继承模板 class 的虚拟析构函数

Question

Can any one explain how delete x works correctly without virtual ~X()

#include <iostream>

struct B
{
    B()
    {
        std::cout << "B()" << std::endl;
    }
    virtual ~B()
    {
        std::cout << "~B()" << std::endl;
    }
};

struct C : B
{
    C()
    {
        std::cout << "C()" << std::endl;
    }
    virtual ~C()
    {
        std::cout << "~C()" << std::endl;
    }
};

template <class T>
struct X : T
{
    X()
    {
        std::cout << "X()" << std::endl;
    }
    ~X()
    {
        std::cout << "~X()" << std::endl;
    }
};

template <class T>
struct Y : X<T>
{
    Y()
    {
        std::cout << "Y()" << std::endl;
    }
    ~Y()
    {
        std::cout << "~Y()" << std::endl;
    }
};

int main()
{
    std::cout << "====" << std::endl;
    {
        B* b = new C;
        delete b;
    }
    std::cout << "====" << std::endl;
    {
        X<C>* x = new Y<C>;
        delete x;
    }
    std::cout << "====" << std::endl;
    return 0;
}

Output:

====
B()
C()
~C()
~B()
====
B()
C()
X()
Y()
~Y()
~X()
~C()
~B()
====

Answer 1

It is virtual – X<C> inherits C , the root of the hierarchy is B , and the destructor is declared virtual in B .
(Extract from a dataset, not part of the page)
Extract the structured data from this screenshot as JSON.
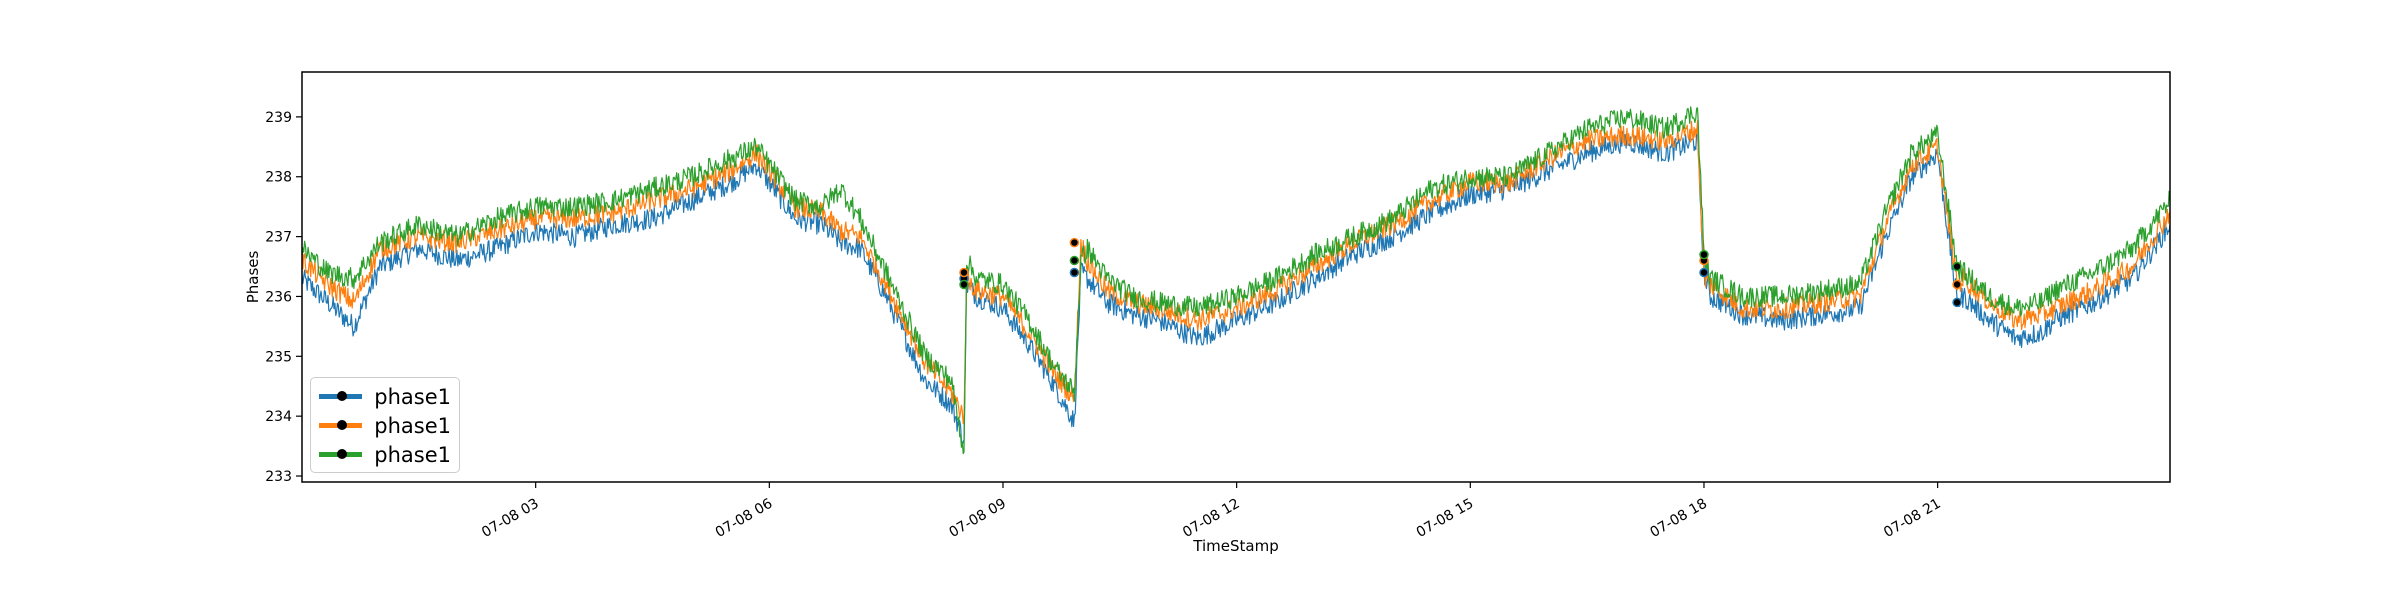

The class templating is completely irrelevant; it works exactly as it would if you had

struct X : C
{
    X() { std::cout << "X()" << std::endl; }
    ~X() { std::cout << "~X()" << std::endl; }
};

struct Y : X
{
    Y() { std::cout << "Y()" << std::endl; }
    ~Y() { std::cout << "~Y()" << std::endl; }
};

and

X* x = new Y;
delete x;